Тетушка Хидвеги побледнела. «Недоброе они задумали, недоброе», — преследовала ее тревожная мысль.
— Ну, тогда подождите. Но… по-моему, он уехал в провинцию… — «Может быть, поверят?» — думала старушка и лгала, не отдавая себе отчета.
— Тетушка, у нас нет времени ждать. И перестаньте врать. Лучше позвоните ему по телефону и попросите скорее приехать домой. Скажите, что девочка сломала себе ногу. Поняли?
Старая женщина, не отвечая, судорожно вцепилась пальцами в край стола. Она чувствовала, что начинает дрожать.
— Ну, быстрее, быстрее! — подходя к телефону, сказал Фараго. — Какой номер?
Мать Хидвеги молчала. «Говорить нельзя. Нельзя. Они пришли забрать Кароя!» — проносилось в голове матери, и перед глазами вставала жуткая картина, виденная на улице Аради: повешенный человек с табличкой на шее: «Так будет с каждым а́вошем». «Нет, умру, но не скажу!»
И мать Хидвеги молчала.
— Не упирайся, старуха, шевели языком! — заорал на нее Шувегеш и для пущей важности положил руку на автомат.
«Убьют? Ну и пусть! Только бы сразу, в сердце… Нет, ничего не скажу! «Так будет с каждым а́вошем»? Нет, им не удастся расправиться с Кароем… А может, и меня не убьют? У этого полицейского тоже, наверное, есть мать… Надо сказать ему: пусть он подумает о своей матери! Язык словно отнялся… Надо бы услать отсюда Анико — не задела бы ее пуля… Но почему не идет этот Шиллер?

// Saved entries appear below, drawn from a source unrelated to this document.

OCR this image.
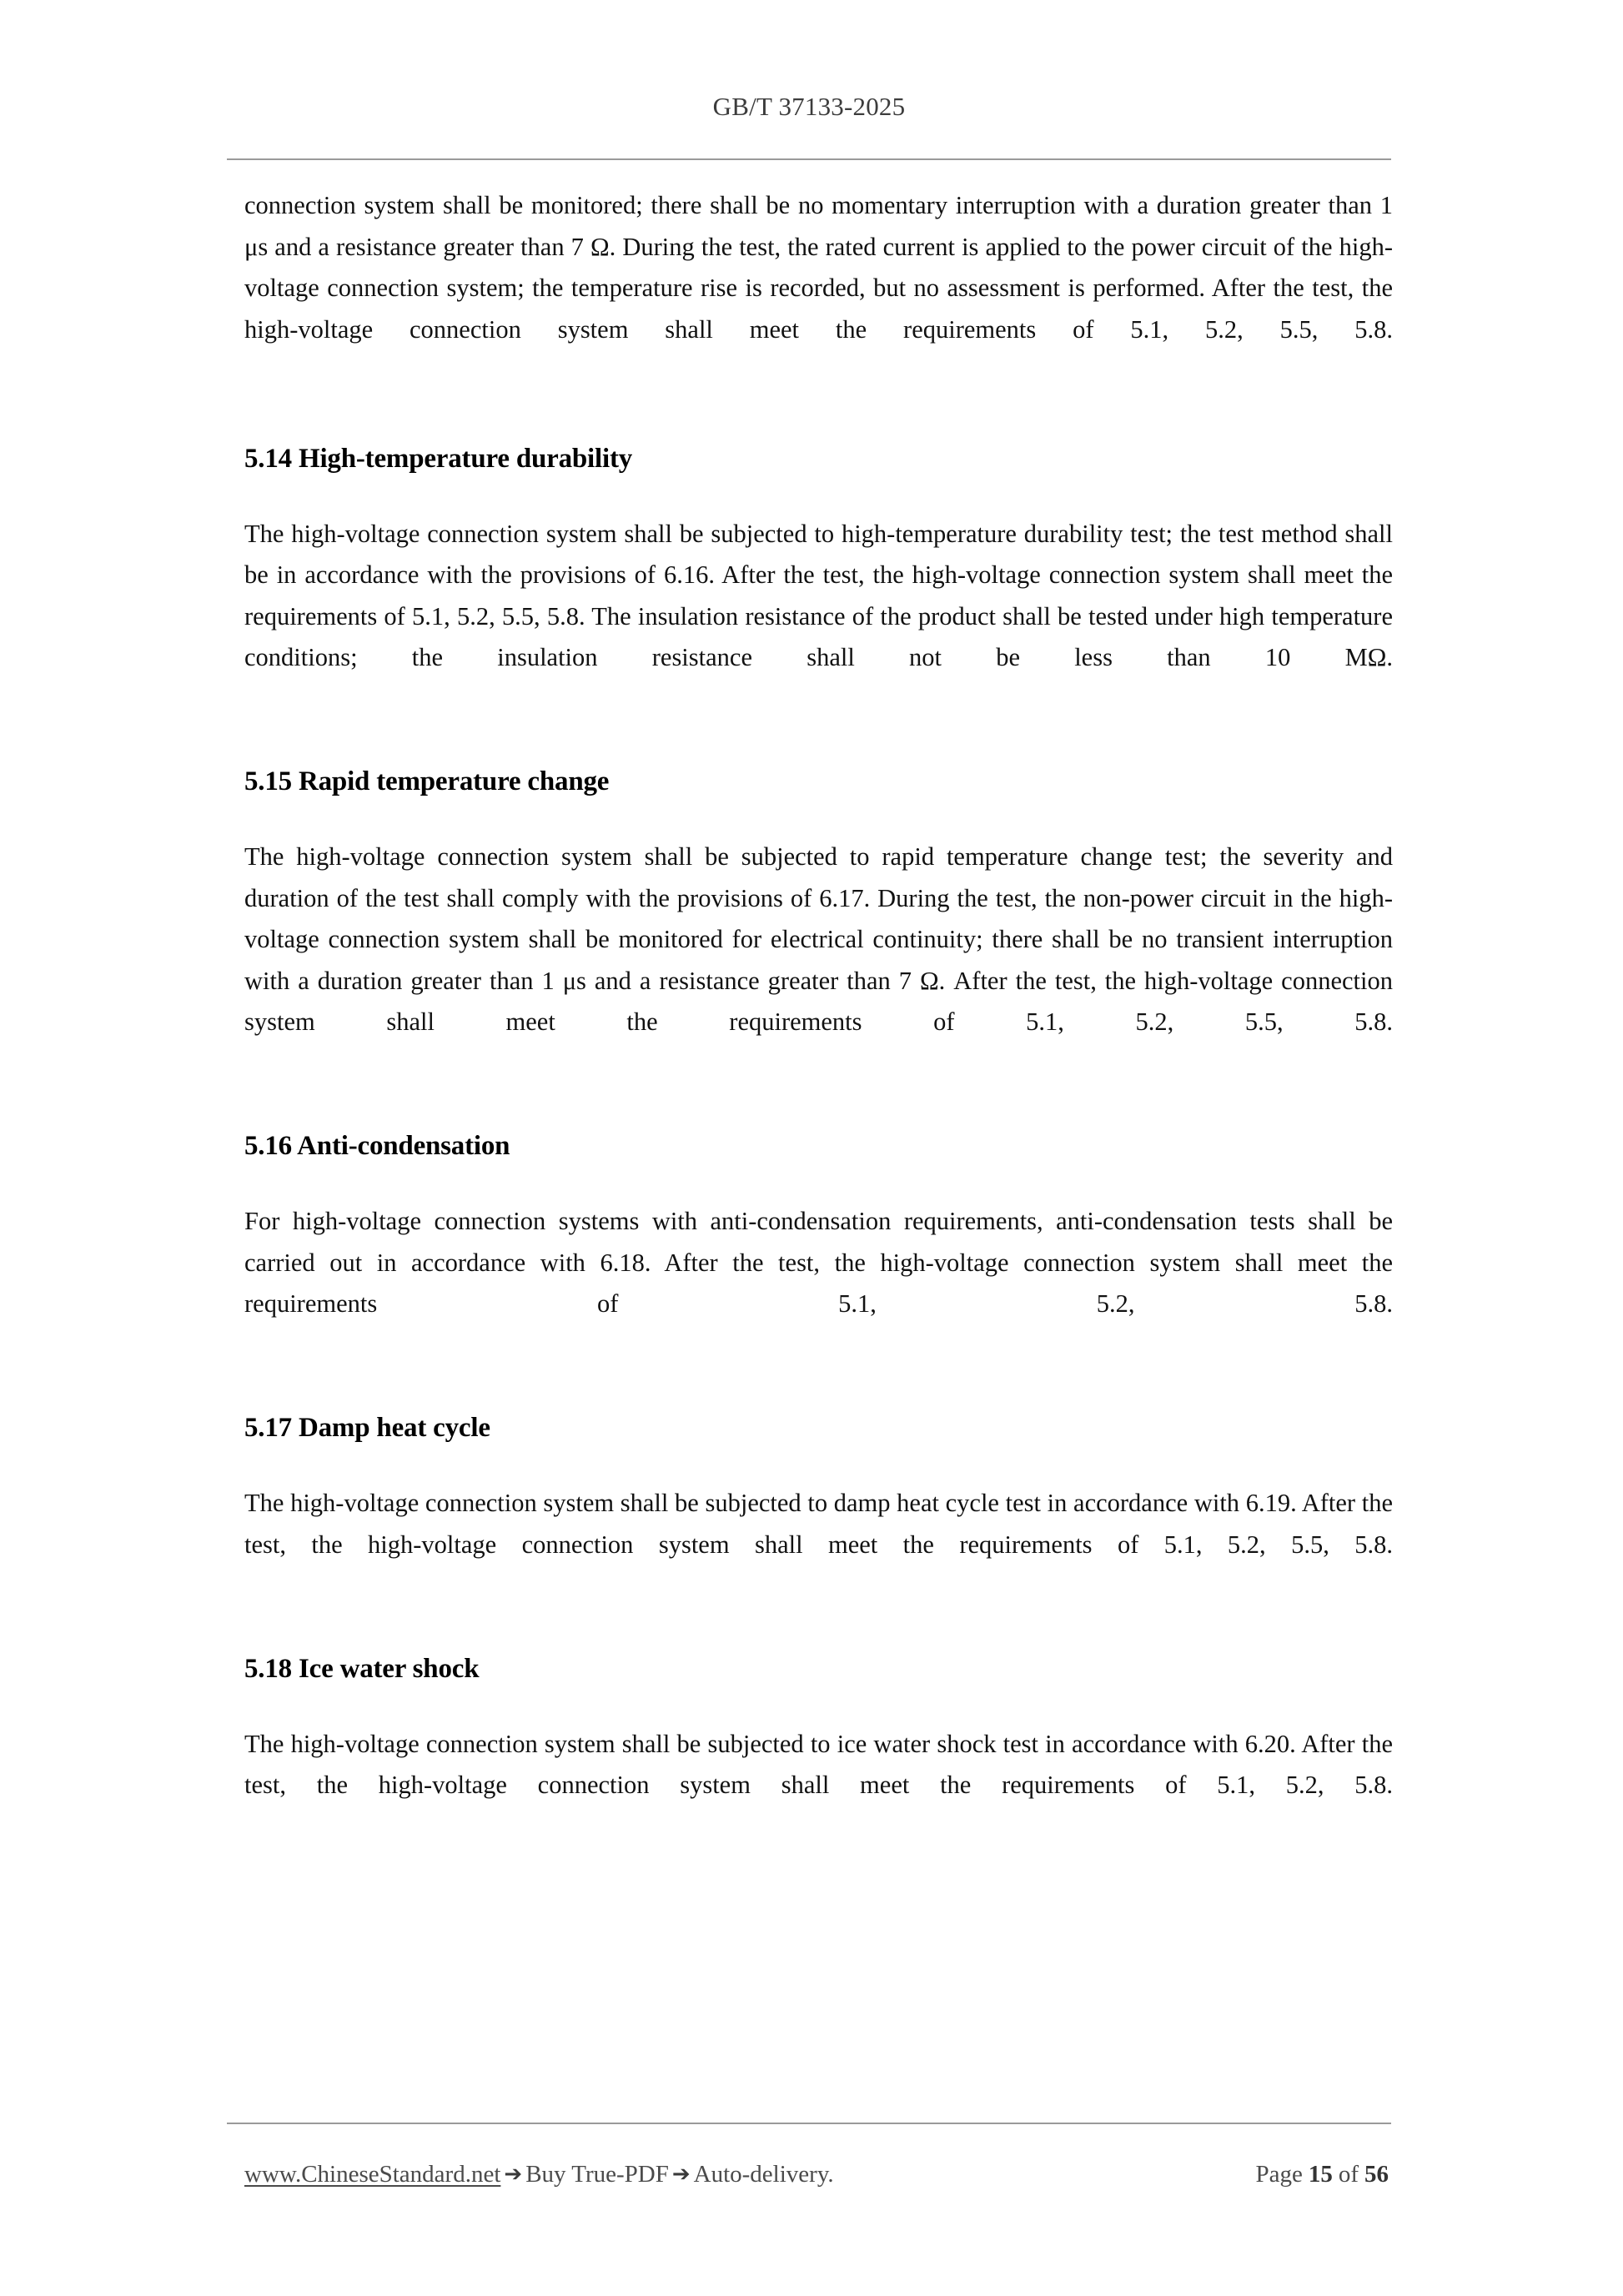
GB/T 37133-2025

connection system shall be monitored; there shall be no momentary interruption with a duration greater than 1 μs and a resistance greater than 7 Ω. During the test, the rated current is applied to the power circuit of the high-voltage connection system; the temperature rise is recorded, but no assessment is performed. After the test, the high-voltage connection system shall meet the requirements of 5.1, 5.2, 5.5, 5.8.

5.14 High-temperature durability

The high-voltage connection system shall be subjected to high-temperature durability test; the test method shall be in accordance with the provisions of 6.16. After the test, the high-voltage connection system shall meet the requirements of 5.1, 5.2, 5.5, 5.8. The insulation resistance of the product shall be tested under high temperature conditions; the insulation resistance shall not be less than 10 MΩ.

5.15 Rapid temperature change

The high-voltage connection system shall be subjected to rapid temperature change test; the severity and duration of the test shall comply with the provisions of 6.17. During the test, the non-power circuit in the high-voltage connection system shall be monitored for electrical continuity; there shall be no transient interruption with a duration greater than 1 μs and a resistance greater than 7 Ω. After the test, the high-voltage connection system shall meet the requirements of 5.1, 5.2, 5.5, 5.8.

5.16 Anti-condensation

For high-voltage connection systems with anti-condensation requirements, anti-condensation tests shall be carried out in accordance with 6.18. After the test, the high-voltage connection system shall meet the requirements of 5.1, 5.2, 5.8.

5.17 Damp heat cycle

The high-voltage connection system shall be subjected to damp heat cycle test in accordance with 6.19. After the test, the high-voltage connection system shall meet the requirements of 5.1, 5.2, 5.5, 5.8.

5.18 Ice water shock

The high-voltage connection system shall be subjected to ice water shock test in accordance with 6.20. After the test, the high-voltage connection system shall meet the requirements of 5.1, 5.2, 5.8.

www.ChineseStandard.net ➔ Buy True-PDF ➔ Auto-delivery.	Page 15 of 56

Хоть бы он пришел… Как страшно умирать!» — вихрь мыслей пронесся в голове старой женщины.
— Ну, так как же, старуха? Скажешь или нет?
— Погоди! — остановил его Фараго. Взглянув на ребенка, он задумался. — Слушай, тетка! Если не скажешь номер телефона, мы заберем с собой девчонку. И больше ее не увидишь. Выбирай одно из двух да побыстрее. Даю минуту на размышление, — добавил Фараго, посмотрев на часы.

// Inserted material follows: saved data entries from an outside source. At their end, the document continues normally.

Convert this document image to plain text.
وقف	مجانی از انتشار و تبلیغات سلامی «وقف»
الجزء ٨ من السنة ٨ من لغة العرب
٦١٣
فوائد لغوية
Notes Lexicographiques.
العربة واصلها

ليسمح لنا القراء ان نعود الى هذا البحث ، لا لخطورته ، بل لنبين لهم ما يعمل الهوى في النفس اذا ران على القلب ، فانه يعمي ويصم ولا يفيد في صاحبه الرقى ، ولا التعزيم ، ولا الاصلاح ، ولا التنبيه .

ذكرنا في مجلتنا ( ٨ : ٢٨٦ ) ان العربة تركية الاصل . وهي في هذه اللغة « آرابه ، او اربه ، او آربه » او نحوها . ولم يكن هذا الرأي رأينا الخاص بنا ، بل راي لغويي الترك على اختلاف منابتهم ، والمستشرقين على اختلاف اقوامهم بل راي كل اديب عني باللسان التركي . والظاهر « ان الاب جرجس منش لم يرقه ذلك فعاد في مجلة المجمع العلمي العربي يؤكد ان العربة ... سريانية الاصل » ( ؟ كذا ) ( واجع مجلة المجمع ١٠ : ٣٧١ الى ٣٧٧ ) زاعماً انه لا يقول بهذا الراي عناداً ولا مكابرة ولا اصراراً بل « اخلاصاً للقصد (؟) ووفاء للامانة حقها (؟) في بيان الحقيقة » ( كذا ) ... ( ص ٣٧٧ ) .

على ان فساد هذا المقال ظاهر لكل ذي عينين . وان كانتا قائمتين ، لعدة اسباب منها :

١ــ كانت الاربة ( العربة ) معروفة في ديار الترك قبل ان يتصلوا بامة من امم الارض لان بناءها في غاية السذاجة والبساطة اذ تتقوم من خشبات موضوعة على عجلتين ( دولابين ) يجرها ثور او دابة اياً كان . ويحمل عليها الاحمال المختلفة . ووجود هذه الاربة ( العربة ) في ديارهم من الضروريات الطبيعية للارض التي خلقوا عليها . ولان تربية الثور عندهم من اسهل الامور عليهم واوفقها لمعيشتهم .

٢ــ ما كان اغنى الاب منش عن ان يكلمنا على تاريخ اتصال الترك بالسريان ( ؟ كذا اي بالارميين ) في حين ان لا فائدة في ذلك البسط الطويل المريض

Анико безмолвно взглянула на бабушку и зарылась лицом в ее передник.
«Анико? Нет, ее я вам не отдам! Берите меня, все равно я — старый человек, — хотела сказать тетушка Хидвеги, но не смогла. Из ее плотно сжатых губ не вырвалось ни звука. — Какие жестокие люди! Карой — сын мой, Анико — внучка! Убить одного из них? Звери, а не люди! Бессердечные звери! Разве у них нет матери? Но все равно кто-нибудь из них погибнет: Карой или Анико! Да, эти звери убьют, непременно убьют. Погибнет Карой, останется Анико. Погибнет Анико, будет жить Карой… и я. Но я тоже умру… Я не перенесу этого… А что если умру только я?»
— Говори, старуха, полминуты прошло! — услышала она.
«Зачем же говорить? — пронеслось в голове. — Зачем, если я все равно скоро умру? Анико они, может быть, не тронут. А я умру!»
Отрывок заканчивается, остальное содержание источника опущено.